MLA for Drumheller-Stettler
- In office 2007–2012
- Preceded by: Shirley McClellan
- Succeeded by: Rick Strankman

Minister of Tourism, Parks and Recreation in the Alberta government
- In office October 12, 2011 – May 8, 2012
- Preceded by: Cindy Ady
- Succeeded by: Christine Cusanelli

Former Minister of Infrastructure in the Alberta government
- In office March 12, 2008 – October 12, 2011
- Preceded by: Luke Ouellette
- Succeeded by: Jeff Johnson

Personal details
- Born: John Ralph Hayden c. 1950 (age 75–76)
- Party: Progressive Conservative
- Children: 3
- Occupation: Politician
- Website: http://www.jackhayden.ca/

= Jack Hayden (politician) =

Canadian politician

John Ralph "Jack" Hayden (born c. 1950) is a Canadian politician and former Member of the Legislative Assembly of Alberta, who represented the constituency of Drumheller-Stettler as a Progressive Conservative from 2007 to 2012.

==Political career==

Hayden was elected to his second term representing the constituents of Drumheller-Stettler with 69 per cent of the vote in the 2008 provincial election. He was appointed as Minister of Infrastructure after the election by Premier Ed Stelmach.

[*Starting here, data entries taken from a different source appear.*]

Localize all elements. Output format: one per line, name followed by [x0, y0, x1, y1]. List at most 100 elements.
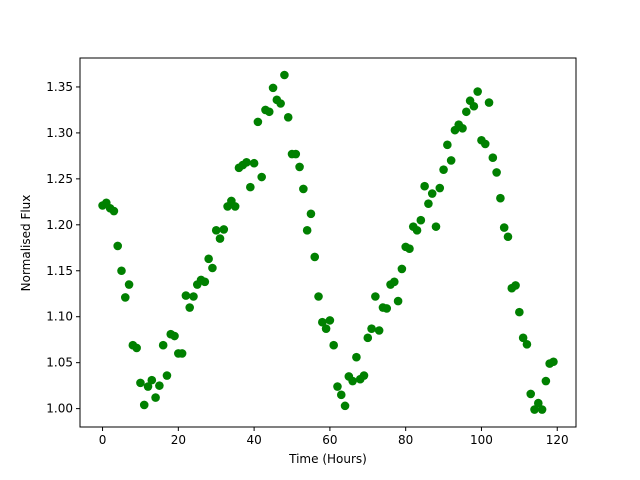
- data-point: [151, 393, 160, 402]
- x-tick-label: 100: [470, 433, 493, 447]
- data-point: [336, 390, 346, 400]
- data-point: [511, 281, 520, 290]
- data-point: [390, 277, 399, 287]
- data-point: [155, 381, 164, 390]
- data-point: [139, 400, 149, 410]
- data-point: [208, 263, 217, 273]
- y-tick-label: 1.15: [46, 264, 73, 278]
- data-point: [264, 107, 274, 117]
- data-point: [499, 223, 509, 232]
- data-point: [549, 357, 558, 367]
- data-point: [189, 292, 198, 301]
- data-point: [120, 293, 130, 302]
- data-point: [518, 333, 528, 343]
- data-point: [541, 376, 551, 386]
- data-point: [268, 83, 278, 93]
- data-point: [480, 139, 490, 149]
- data-point: [439, 165, 448, 174]
- data-point: [162, 371, 172, 380]
- data-point: [420, 181, 429, 191]
- data-point: [473, 87, 482, 96]
- data-point: [302, 226, 312, 235]
- x-tick-label: 20: [171, 433, 186, 447]
- data-point: [136, 378, 145, 388]
- data-point: [219, 225, 229, 234]
- data-point: [249, 158, 259, 168]
- data-point: [132, 343, 141, 353]
- data-point: [416, 215, 426, 225]
- data-point: [374, 326, 384, 335]
- data-point: [113, 241, 123, 251]
- data-point: [117, 266, 126, 276]
- data-point: [306, 209, 316, 219]
- data-point: [496, 193, 505, 203]
- data-point: [109, 206, 119, 216]
- data-point: [515, 307, 524, 317]
- data-point: [253, 117, 263, 127]
- data-point: [143, 382, 153, 391]
- data-point: [333, 382, 342, 391]
- x-tick-label: 0: [99, 433, 107, 447]
- data-point: [204, 254, 213, 264]
- y-tick-label: 1.10: [46, 310, 73, 324]
- data-point: [325, 316, 335, 325]
- data-point: [242, 158, 251, 167]
- data-point: [310, 252, 320, 262]
- data-point: [124, 280, 134, 289]
- data-point: [276, 99, 285, 108]
- data-point: [537, 405, 547, 414]
- data-point: [462, 107, 471, 117]
- data-point: [291, 149, 301, 159]
- data-point: [257, 172, 266, 182]
- data-point: [458, 124, 467, 133]
- data-point: [431, 222, 441, 231]
- data-point: [147, 375, 157, 385]
- data-point: [405, 244, 414, 254]
- data-point: [348, 376, 357, 386]
- y-tick-label: 1.35: [46, 80, 73, 94]
- data-point: [363, 333, 373, 343]
- data-point: [526, 389, 536, 399]
- data-point: [412, 226, 422, 235]
- data-point: [185, 303, 194, 312]
- data-point: [427, 189, 437, 198]
- data-point: [530, 405, 539, 414]
- data-point: [533, 398, 543, 408]
- data-point: [158, 340, 168, 350]
- data-point: [488, 153, 498, 163]
- y-tick-label: 1.30: [46, 126, 73, 140]
- plot-frame: [79, 57, 577, 428]
- data-point: [280, 70, 289, 80]
- y-tick-label: 1.25: [46, 172, 73, 186]
- x-tick-label: 40: [246, 433, 261, 447]
- data-point: [469, 101, 479, 111]
- x-tick-label: 60: [322, 433, 337, 447]
- data-point: [177, 349, 187, 358]
- data-point: [200, 277, 210, 287]
- y-tick-label: 1.00: [46, 402, 73, 416]
- data-point: [314, 292, 323, 301]
- data-point: [492, 168, 501, 177]
- data-point: [435, 183, 445, 193]
- data-point: [329, 340, 338, 350]
- data-point: [484, 98, 494, 107]
- data-point: [321, 324, 331, 333]
- x-tick-label: 80: [398, 433, 413, 447]
- data-point: [424, 199, 433, 208]
- data-point: [246, 182, 255, 192]
- x-tick-label: 120: [546, 433, 569, 447]
- data-point: [295, 162, 304, 172]
- data-point: [352, 352, 361, 362]
- data-point: [522, 339, 532, 349]
- data-point: [230, 202, 240, 211]
- data-point: [382, 304, 392, 313]
- data-point: [443, 140, 452, 150]
- data-point: [371, 292, 380, 301]
- data-point: [340, 401, 350, 411]
- data-point: [397, 264, 407, 274]
- data-point: [299, 184, 308, 194]
- data-point: [503, 232, 513, 242]
- x-axis-label: Time (Hours): [288, 452, 367, 466]
- y-tick-label: 1.05: [46, 356, 73, 370]
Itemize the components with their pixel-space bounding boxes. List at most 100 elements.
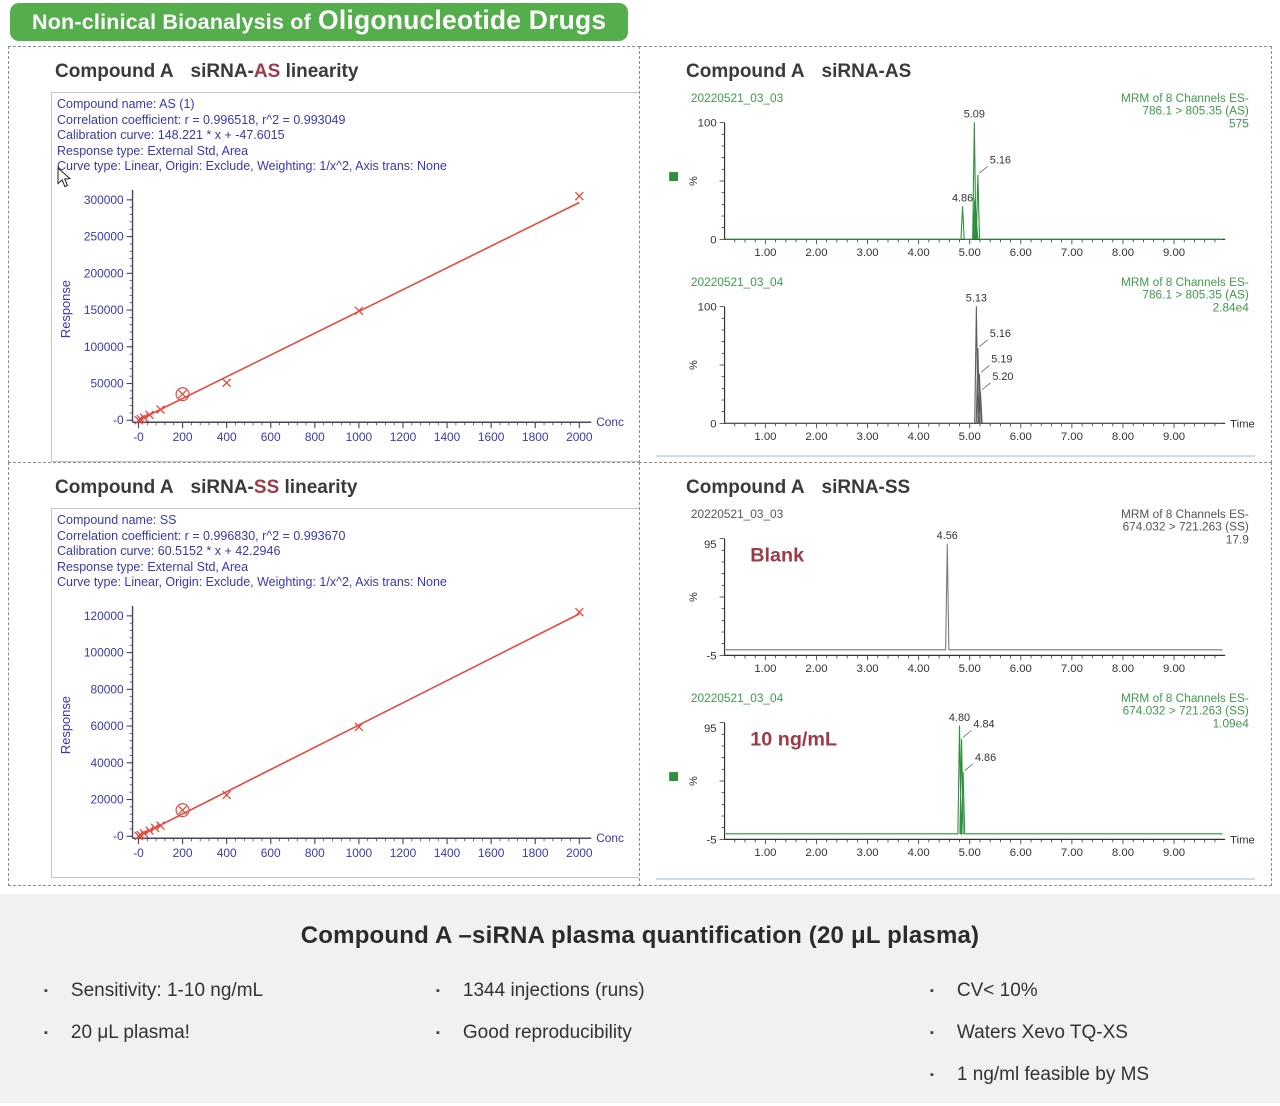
svg-text:7.00: 7.00	[1061, 663, 1083, 675]
svg-text:3.00: 3.00	[857, 663, 879, 675]
svg-text:800: 800	[305, 430, 325, 444]
svg-text:674.032 > 721.263 (SS): 674.032 > 721.263 (SS)	[1123, 520, 1249, 534]
svg-text:60000: 60000	[90, 719, 123, 733]
svg-text:2.84e4: 2.84e4	[1213, 301, 1250, 315]
title-mid: siRNA-AS	[821, 61, 912, 82]
peak-label: 4.80	[949, 712, 970, 724]
stat-line: Curve type: Linear, Origin: Exclude, Wei…	[57, 159, 447, 173]
svg-text:1.09e4: 1.09e4	[1213, 717, 1250, 731]
title-accent: SS	[253, 477, 280, 498]
chromatogram-as-standard: 20220521_03_03 MRM of 8 Channels ES-786.1…	[669, 91, 1249, 259]
peak-label: 4.86	[952, 193, 973, 205]
chromatogram-stack-as: 20220521_03_03 MRM of 8 Channels ES- 786.1…	[660, 89, 1271, 457]
peak-label: 5.19	[991, 353, 1012, 365]
summary-bullet-item: ▪ Good reproducibility	[436, 1022, 930, 1044]
banner-emphasis-text: Oligonucleotide Drugs	[318, 5, 607, 35]
bullet-icon: ▪	[44, 1027, 48, 1039]
bullet-icon: ▪	[436, 1027, 440, 1039]
svg-text:40000: 40000	[90, 755, 123, 769]
peak-label: 5.16	[990, 328, 1011, 340]
summary-column-1: ▪ Sensitivity: 1-10 ng/mL ▪ 20 μL plasma!	[44, 980, 436, 1106]
stat-line: Compound name: AS (1)	[57, 97, 195, 111]
bullet-icon: ▪	[44, 985, 48, 997]
svg-text:800: 800	[305, 846, 325, 860]
panel-ss-linearity: Compound A siRNA-SS linearity Compound na…	[8, 462, 645, 886]
stat-line: Curve type: Linear, Origin: Exclude, Wei…	[57, 575, 447, 589]
masslynx-window-as: Compound name: AS (1) Correlation coeffi…	[51, 92, 645, 462]
svg-text:120000: 120000	[84, 608, 124, 622]
svg-text:Time: Time	[1230, 418, 1255, 430]
summary-item-text: Good reproducibility	[462, 1022, 632, 1043]
svg-text:Time: Time	[1230, 834, 1255, 846]
svg-text:200: 200	[173, 846, 193, 860]
summary-bullet-item: ▪ Sensitivity: 1-10 ng/mL	[44, 980, 436, 1002]
svg-text:7.00: 7.00	[1061, 847, 1083, 859]
svg-text:-0: -0	[133, 430, 144, 444]
svg-text:-5: -5	[707, 834, 717, 846]
summary-section: Compound A –siRNA plasma quantification …	[0, 894, 1280, 1103]
chromatogram-stack-ss: 20220521_03_03 MRM of 8 Channels ES- 674.0…	[660, 505, 1271, 873]
svg-text:1800: 1800	[522, 846, 549, 860]
summary-title: Compound A –siRNA plasma quantification …	[300, 922, 980, 949]
svg-text:20220521_03_03: 20220521_03_03	[691, 91, 784, 105]
peak-label: 4.56	[937, 530, 958, 542]
svg-text:1.00: 1.00	[754, 247, 776, 259]
slide-title-banner: Non-clinical Bioanalysis of Oligonucleoti…	[10, 3, 629, 41]
svg-text:100000: 100000	[84, 339, 124, 353]
svg-text:8.00: 8.00	[1112, 663, 1134, 675]
summary-bullet-item: ▪ Waters Xevo TQ-XS	[930, 1022, 1280, 1044]
svg-text:%: %	[688, 176, 700, 186]
svg-text:9.00: 9.00	[1163, 663, 1185, 675]
svg-text:1600: 1600	[478, 846, 505, 860]
peak-label: 5.20	[992, 371, 1013, 383]
peak-label: 4.86	[975, 752, 996, 764]
calibration-stats-as: Compound name: AS (1) Correlation coeffi…	[52, 93, 644, 178]
svg-text:4.00: 4.00	[908, 663, 930, 675]
title-mid: siRNA-	[190, 477, 254, 498]
svg-text:50000: 50000	[90, 376, 123, 390]
summary-column-2: ▪ 1344 injections (runs) ▪ Good reproducib…	[436, 980, 930, 1106]
svg-text:674.032 > 721.263 (SS): 674.032 > 721.263 (SS)	[1123, 704, 1249, 718]
stat-line: Calibration curve: 148.221 * x + -47.601…	[57, 128, 285, 142]
bullet-icon: ▪	[930, 1027, 934, 1039]
summary-bullet-item: ▪ 20 μL plasma!	[44, 1022, 436, 1044]
panel-as-chromatograms: Compound A siRNA-AS 20220521_03_03 MRM of …	[639, 46, 1272, 463]
svg-text:MRM of 8 Channels ES-: MRM of 8 Channels ES-	[1121, 691, 1249, 705]
svg-text:%: %	[688, 592, 700, 602]
title-compound: Compound A	[686, 477, 805, 498]
stat-line: Compound name: SS	[57, 513, 177, 527]
svg-text:2000: 2000	[566, 846, 593, 860]
svg-text:-0: -0	[113, 413, 124, 427]
svg-text:2000: 2000	[566, 430, 593, 444]
svg-text:-5: -5	[707, 650, 717, 662]
svg-text:80000: 80000	[90, 682, 123, 696]
svg-text:MRM of 8 Channels ES-: MRM of 8 Channels ES-	[1121, 275, 1249, 289]
masslynx-window-ss: Compound name: SS Correlation coefficien…	[51, 508, 645, 878]
svg-text:2.00: 2.00	[805, 847, 827, 859]
svg-text:95: 95	[704, 539, 717, 551]
panel-title-as-linearity: Compound A siRNA-AS linearity	[55, 61, 639, 83]
svg-text:Conc: Conc	[596, 415, 624, 429]
svg-text:250000: 250000	[84, 229, 124, 243]
svg-text:8.00: 8.00	[1112, 847, 1134, 859]
svg-text:20220521_03_04: 20220521_03_04	[691, 275, 784, 289]
chromatogram-ss-blank: 20220521_03_03 MRM of 8 Channels ES-674.0…	[688, 507, 1249, 675]
stat-line: Calibration curve: 60.5152 * x + 42.2946	[57, 544, 281, 558]
svg-text:8.00: 8.00	[1112, 247, 1134, 259]
svg-text:-0: -0	[133, 846, 144, 860]
svg-text:1000: 1000	[346, 846, 373, 860]
svg-text:1800: 1800	[522, 430, 549, 444]
svg-text:20000: 20000	[90, 792, 123, 806]
title-accent: AS	[253, 61, 281, 82]
bullet-icon: ▪	[930, 1069, 934, 1081]
svg-text:5.00: 5.00	[959, 247, 981, 259]
svg-text:Conc: Conc	[596, 831, 624, 845]
svg-text:7.00: 7.00	[1061, 247, 1083, 259]
title-compound: Compound A	[55, 477, 174, 498]
title-suffix: linearity	[280, 61, 359, 82]
svg-text:MRM of 8 Channels ES-: MRM of 8 Channels ES-	[1121, 91, 1249, 105]
summary-columns: ▪ Sensitivity: 1-10 ng/mL ▪ 20 μL plasma! …	[44, 980, 1280, 1106]
svg-text:2.00: 2.00	[805, 431, 827, 443]
svg-text:MRM of 8 Channels ES-: MRM of 8 Channels ES-	[1121, 507, 1249, 521]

Hayden was first elected in a 2007 by-election, winning 58 per cent of the vote, to fill a spot left vacant when Shirley McClellan, a 20-year veteran of the Legislature, resigned. In 2006, he was rural campaign chair for Premier Ed Stelmach's leadership bid.

Before entering provincial politics, Hayden was involved in municipal government. He was a councillor and reeve in the County of Stettler. Hayden was elected president of the Alberta Association of Municipal Districts and Counties in 1998, and remained president until he vacated his position are reeve in 2004.

Hayden represented rural interests on numerous committees, including Prime Minister Paul Martin's External Advisory Committee on Cities and Communities, and numerous provincial advisory boards. He was placed on the Federation of Canadian Municipalities Roll of Honour in 2006, after serving on the board of directors for six years.

==Personal life==

Hayden lives on a farm near Endiang. Jack has three grown children.

In 2002, he was awarded a Queen Elizabeth II Golden Jubilee Medal, honouring his service to community.

==Election results==

v; t; e; Alberta provincial by-election, June 12, 2007: Drumheller-Stettler
| Party | Candidate | Votes | % | ±% |
|  | Progressive Conservative | Jack Hayden | 4,180 | 57.65 | −7.37 |
|  | Liberal | Tom Dooley | 993 | 13.69 | – |
|  | Social Credit | Larry Davidson | 852 | 11.75 | 9.08 |
|  | Independent | John Rew | 519 | 7.16 | – |
|  | Alberta Alliance | Dave France | 355 | 4.90 | −8.68 |
|  | Green | Jennifer Wigmore | 249 | 3.43 | – |
|  | New Democratic | Richard Bough | 103 | 1.42 | −6.92 |
| Total |  |  | 7,251 | – | – |
| Rejected, spoiled, and declined |  |  | 13 | 25 | 3 |
| Eligible electors / turnout |  |  | 22,509 | 32.31 | – |
|  | Progressive Conservative hold |  | Swing |  | −10.53 |
Source(s) Alberta. Chief Electoral Officer (2007). Report on the June 12, 2007 By-elections: Calgary-Elbow & Drumheller-Stettler (Report). Edmonton: Legislative Assembly of Alberta; Chief Electoral Officer. Retrieved April 20, 2021.

v; t; e; 2008 Alberta general election: Drumheller-Stettler
| Party | Candidate | Votes | % | ±% |
|  | Progressive Conservative | Jack Hayden | 6,986 | 68.90% | 11.25% |
|  | Liberal | Tom Dooley | 1,463 | 14.43% | 0.73% |
|  | Wildrose Alliance | Dave France | 1,062 | 10.47% | 5.57% |
|  | Green | Amanda Bolton | 353 | 3.48% | 0.05% |
|  | New Democratic | Richard Bough | 276 | 2.72% | 1.30% |
| Total |  |  | 10,140 | – | – |
| Rejected, spoiled, and declined |  |  | 27 | 7 | 1 |
| Eligible electors / turnout |  |  | 23,268 | 43.73% | – |
|  | Progressive Conservative hold |  | Swing |  | 5.99% |
Source(s) Office of the Chief Electoral Officer (2008). The Report on the March 3, 2008 Provincial General Election of the Twenty-Seventh Legislative Assembly. Edmonton: Alberta Legislative Assembly. pp. 402–407. ISSN 1483-1171. Retrieved November 11, 2020.